When I met Dupré Lombaard, a professional planner, soon after he took up his position as Stellenbosch municipality’s executive director of economic development & tourism, he started our meeting by saying how fortunate he had been at his first professional job to work with David Jack and Peter de Tolly at the City of Cape Town and sit in on meetings. “Developers came in to discuss proposals and invariably Dave and Peter made suggestions to improve the project, so both the developer and the City scored,” he said. (The City benefited from projects which related to their environments better, creating better public spaces.)
David and Peter were the City Planner and Assistant City Planner respectively. Both were architects and urban designers with considerable international experience. (David Jack moved on to become the MD of the V&A Waterfront company — arguably SA’s biggest success story.)

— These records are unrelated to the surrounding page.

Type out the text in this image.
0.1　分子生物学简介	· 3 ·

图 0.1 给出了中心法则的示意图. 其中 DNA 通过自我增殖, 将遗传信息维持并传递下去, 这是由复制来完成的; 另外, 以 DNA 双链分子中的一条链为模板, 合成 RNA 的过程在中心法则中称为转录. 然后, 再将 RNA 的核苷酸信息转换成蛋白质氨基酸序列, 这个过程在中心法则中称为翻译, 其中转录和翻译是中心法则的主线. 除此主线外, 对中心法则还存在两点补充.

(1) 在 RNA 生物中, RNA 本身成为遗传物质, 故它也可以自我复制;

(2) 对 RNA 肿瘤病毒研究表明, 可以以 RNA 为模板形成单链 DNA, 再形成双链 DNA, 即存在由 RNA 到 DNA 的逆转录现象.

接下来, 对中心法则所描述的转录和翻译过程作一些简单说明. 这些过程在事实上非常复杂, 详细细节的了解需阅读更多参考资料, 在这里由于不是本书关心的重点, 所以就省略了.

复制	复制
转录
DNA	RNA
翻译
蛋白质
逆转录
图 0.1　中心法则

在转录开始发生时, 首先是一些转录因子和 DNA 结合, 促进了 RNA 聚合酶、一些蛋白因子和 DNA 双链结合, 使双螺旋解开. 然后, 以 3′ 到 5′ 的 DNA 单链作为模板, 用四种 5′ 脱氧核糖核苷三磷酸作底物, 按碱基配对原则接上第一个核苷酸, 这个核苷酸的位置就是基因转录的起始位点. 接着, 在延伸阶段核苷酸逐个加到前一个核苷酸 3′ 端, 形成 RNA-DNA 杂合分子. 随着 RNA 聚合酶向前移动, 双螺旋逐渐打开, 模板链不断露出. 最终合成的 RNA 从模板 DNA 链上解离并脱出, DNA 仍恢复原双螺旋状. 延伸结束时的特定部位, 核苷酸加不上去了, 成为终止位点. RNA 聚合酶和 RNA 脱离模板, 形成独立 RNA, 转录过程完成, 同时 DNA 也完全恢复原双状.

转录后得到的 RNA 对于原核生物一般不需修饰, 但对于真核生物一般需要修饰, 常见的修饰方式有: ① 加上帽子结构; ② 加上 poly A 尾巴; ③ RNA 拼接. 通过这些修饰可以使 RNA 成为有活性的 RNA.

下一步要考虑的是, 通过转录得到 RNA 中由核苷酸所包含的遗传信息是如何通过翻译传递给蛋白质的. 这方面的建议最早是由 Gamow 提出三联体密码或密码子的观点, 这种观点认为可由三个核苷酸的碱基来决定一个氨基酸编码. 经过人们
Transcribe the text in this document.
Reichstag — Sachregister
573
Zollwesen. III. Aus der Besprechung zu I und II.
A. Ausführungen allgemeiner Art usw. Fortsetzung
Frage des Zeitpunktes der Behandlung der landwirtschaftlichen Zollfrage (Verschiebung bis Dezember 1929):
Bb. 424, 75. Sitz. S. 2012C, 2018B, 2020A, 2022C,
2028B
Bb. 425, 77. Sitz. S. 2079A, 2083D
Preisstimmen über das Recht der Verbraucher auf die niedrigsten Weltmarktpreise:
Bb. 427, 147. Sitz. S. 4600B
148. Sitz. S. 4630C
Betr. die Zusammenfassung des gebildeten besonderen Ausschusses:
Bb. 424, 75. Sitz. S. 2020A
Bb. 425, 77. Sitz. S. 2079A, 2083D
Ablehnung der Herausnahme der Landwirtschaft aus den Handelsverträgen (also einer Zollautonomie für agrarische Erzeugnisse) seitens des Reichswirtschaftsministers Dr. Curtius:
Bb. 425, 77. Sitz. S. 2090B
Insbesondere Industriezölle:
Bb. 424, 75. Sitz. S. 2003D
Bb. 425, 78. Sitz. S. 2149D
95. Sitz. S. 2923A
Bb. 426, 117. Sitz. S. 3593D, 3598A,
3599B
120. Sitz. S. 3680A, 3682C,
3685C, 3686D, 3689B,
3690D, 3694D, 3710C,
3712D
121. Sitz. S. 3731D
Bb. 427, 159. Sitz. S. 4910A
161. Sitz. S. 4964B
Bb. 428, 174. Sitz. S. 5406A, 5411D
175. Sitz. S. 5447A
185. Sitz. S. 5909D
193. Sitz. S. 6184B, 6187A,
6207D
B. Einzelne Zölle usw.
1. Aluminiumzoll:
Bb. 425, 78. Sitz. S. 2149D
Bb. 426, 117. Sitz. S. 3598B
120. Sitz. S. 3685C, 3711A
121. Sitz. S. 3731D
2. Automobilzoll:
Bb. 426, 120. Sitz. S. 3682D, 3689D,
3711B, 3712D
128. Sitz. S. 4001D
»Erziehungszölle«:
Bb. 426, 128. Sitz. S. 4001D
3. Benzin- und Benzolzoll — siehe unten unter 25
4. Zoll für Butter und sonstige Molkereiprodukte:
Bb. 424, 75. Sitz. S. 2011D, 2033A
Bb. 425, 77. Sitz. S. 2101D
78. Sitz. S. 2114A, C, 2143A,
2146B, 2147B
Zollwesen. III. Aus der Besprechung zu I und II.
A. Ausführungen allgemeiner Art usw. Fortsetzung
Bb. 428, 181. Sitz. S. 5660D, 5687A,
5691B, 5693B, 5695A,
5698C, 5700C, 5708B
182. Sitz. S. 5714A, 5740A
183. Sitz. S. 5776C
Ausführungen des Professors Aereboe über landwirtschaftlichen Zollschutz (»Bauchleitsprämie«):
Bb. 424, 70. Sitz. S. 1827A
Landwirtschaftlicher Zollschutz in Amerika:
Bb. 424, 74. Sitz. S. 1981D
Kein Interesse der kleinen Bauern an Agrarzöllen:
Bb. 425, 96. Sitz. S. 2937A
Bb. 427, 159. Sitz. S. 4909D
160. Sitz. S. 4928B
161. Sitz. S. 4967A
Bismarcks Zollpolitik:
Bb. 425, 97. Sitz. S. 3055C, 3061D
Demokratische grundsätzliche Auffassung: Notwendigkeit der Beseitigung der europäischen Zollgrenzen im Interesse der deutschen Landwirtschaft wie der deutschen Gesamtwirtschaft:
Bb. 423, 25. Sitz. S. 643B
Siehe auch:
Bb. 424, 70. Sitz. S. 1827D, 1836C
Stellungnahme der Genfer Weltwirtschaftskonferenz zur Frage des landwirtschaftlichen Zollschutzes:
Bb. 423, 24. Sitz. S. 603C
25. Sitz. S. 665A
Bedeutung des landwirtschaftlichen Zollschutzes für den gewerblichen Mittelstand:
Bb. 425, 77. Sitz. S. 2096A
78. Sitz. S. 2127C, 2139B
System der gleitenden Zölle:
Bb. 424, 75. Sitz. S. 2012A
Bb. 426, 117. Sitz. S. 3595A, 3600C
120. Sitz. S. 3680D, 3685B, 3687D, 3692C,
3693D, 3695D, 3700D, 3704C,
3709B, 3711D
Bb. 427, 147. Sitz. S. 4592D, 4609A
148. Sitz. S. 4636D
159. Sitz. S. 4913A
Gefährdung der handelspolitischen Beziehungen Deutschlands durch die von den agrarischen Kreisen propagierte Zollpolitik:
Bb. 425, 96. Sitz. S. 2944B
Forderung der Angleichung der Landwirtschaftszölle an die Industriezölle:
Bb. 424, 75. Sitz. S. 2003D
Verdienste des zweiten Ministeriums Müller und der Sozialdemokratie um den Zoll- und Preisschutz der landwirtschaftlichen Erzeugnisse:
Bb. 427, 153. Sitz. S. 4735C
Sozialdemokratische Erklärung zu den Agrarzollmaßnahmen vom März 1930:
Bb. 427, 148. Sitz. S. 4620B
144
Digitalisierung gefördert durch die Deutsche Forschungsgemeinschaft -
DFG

Very few towns in South Africa have professional planners in the employ of their municipalities. Planners, per se, are trained to ensure that the town planning laws are upheld — they are not trained to create spaces that work well and provide delight. Many engineers think they can do that… and urban blight is testimony to that!
And fewer municipalities will even know what urban designers and landscape architects are and do. And these are the professions towns need most.
But the reality is that — even if municipalities could afford additional professional staff and were able to act as competent clients — there are just too few really good urban designers and landscape architects to fill a fraction of the positions.
So then I thought about how a few of the better shopping malls get it so very right… through centralised management… but that’s also not a complete solution.
And then I visited Port Elizabeth where an old friend, Pierre Voges, is CEO of the Mandela Bay Development Agency (MBDA) which was established in 2003 by the municipality with support from the Industrial Development Corporation. It’s a special-purpose development company which has become the driving force behind urban regeneration in Nelson Mandela Bay.
I tried several times to contact Pierre to find out more but was unsuccessful. I did learn a bit about their projects and was superficially impressed. In 2013 (the last annual report available) they operated with an annual budget of almost R70 million. In 2014, their successes saw their terms of reference expanded to become a regional agency for the whole metro area.
MBDA did get me thinking about the need for a similar special-purpose development company that could address the shortcomings and shortfalls of local municipalities — an agency that could bring world-class expertise to bear on Tourism Towns — those towns that commit to growing tourism and its benefits to the entire community and country.
In the Western Cape, this would be so easy to set up and there are so many towns crying out for the interventions it could initiate. The Western Cape’s Department of Environmental Affairs & Planning would be best placed to establish and provide oversight for a provincial agency — Piet van Zyl, the department head, has the experience and track record to understand all the nuances that are essential for such an agency to succeed.
It could become an example that will create tourism game-changers throughout South Africa.